Kernthema des Semarec-Projekts (Seltenerd-Magnet-Recycling) ist die Rückgewinnung von Seltenen Erden wie Neodym, Dysprosium, Praseodym oder Terbium. Insbesondere wurde untersucht, wo und in welcher Menge Neodym-Eisen-Bor-Abfälle verfügbar sind, welche Demontage- und Aufbereitungsverfahren zur Verfügung stehen und inwieweit die Materialien wirtschaftlich rückgewonnen werden können. Dafür wurden unter Federführung der Technischen Universität Clausthal/Institut für Aufbereitung, Deponietechnik und Geomechanik vier Stoffstromgruppen – Festplatten, Industriemotoren, Pedelecs und Lautsprecher – einer genaueren Analyse hinsichtlich Demontierbarkeit sowie Magnet- und Seltenen Erden-Gehalten unterzogen. Sie ergab, dass mit bisherigen Verfahren keine rentable Aufbereitung von NdFeB-Magneten erfolgen kann, aber eine solche bei veränderten Schrott- und Ankaufspreisen und verbesserten Rückgewinnungsprozessen möglich ist. Auch könnte sich industrielles Recycling bei größeren Mengen oder besserer Kennzeichnung NdFeB-haltiger Geräte rechnen.

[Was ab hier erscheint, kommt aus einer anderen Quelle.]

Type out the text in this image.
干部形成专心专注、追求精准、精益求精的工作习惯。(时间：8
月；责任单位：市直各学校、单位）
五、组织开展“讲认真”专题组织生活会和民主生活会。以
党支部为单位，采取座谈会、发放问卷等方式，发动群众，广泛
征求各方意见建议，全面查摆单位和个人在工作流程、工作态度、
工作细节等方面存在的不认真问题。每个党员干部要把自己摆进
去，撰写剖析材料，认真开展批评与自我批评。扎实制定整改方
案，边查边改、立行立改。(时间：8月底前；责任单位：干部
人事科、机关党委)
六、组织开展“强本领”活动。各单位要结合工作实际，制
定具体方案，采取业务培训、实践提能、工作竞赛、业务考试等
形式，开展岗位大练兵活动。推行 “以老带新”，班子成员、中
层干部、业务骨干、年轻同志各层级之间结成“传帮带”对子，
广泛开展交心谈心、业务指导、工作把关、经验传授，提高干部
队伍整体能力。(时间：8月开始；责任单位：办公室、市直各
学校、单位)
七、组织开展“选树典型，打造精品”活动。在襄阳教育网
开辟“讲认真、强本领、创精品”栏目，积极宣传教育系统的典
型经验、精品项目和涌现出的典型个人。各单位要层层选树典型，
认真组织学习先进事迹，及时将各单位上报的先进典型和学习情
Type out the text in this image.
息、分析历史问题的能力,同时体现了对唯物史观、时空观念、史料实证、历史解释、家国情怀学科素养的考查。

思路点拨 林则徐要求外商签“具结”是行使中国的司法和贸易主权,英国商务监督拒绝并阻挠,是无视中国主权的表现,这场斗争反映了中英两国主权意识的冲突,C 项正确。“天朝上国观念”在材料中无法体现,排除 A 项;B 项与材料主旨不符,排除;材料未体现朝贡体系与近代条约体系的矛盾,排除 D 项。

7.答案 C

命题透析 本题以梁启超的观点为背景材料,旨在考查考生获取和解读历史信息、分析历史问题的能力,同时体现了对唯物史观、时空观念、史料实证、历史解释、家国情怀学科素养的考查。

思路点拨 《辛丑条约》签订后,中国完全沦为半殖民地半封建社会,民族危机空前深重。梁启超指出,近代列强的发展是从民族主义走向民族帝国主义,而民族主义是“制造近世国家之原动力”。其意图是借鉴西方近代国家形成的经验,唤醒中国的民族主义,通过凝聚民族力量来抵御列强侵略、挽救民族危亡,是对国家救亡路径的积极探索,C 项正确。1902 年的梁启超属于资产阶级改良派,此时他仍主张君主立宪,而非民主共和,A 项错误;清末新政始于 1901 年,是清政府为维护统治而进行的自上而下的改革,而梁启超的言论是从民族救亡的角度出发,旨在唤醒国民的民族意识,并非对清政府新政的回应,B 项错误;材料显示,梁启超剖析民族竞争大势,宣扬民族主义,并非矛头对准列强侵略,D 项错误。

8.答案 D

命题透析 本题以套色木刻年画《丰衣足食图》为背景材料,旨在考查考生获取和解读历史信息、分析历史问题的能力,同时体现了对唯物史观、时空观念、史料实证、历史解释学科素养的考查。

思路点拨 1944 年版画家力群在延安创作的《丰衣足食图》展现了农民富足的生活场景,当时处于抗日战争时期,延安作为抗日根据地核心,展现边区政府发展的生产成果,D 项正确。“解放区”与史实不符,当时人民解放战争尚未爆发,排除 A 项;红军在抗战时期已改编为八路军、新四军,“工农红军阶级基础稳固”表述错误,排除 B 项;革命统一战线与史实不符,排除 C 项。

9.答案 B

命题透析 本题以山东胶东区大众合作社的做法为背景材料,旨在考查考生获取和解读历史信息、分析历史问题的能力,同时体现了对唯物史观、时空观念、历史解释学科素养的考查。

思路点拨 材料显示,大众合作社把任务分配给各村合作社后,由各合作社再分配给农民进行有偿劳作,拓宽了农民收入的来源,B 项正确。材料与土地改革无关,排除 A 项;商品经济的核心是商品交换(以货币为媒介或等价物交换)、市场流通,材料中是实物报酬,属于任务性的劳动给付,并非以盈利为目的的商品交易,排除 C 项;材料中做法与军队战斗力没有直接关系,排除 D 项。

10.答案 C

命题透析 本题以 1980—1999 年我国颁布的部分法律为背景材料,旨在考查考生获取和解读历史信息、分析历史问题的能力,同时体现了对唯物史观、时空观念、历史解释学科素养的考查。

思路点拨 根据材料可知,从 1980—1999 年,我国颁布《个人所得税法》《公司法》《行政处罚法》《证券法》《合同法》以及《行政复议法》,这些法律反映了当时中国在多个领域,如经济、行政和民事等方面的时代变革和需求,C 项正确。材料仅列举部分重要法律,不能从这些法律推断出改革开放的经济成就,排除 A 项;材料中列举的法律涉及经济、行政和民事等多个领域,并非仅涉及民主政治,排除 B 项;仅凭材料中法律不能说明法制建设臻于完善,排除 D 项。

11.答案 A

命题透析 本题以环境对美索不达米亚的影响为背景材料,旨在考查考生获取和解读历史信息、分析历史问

Die entsprechenden vollständigen Beiträge können in S. Thiel, E. Thomé-Kozmiensky, d. Goldmann (Hrsg.), Recycling und Rohstoffe, Band 11, Neuruppin 2018, ISBN 978-3-944310-40-4 nachgelesen werden. Die Kurzberichte zu den Zwischenständen sämtlicher r4-Projekte sind unter www.fona.de/mediathek/pdf/18_Broschuere_R4_gesamt_final.pdf erhältlich.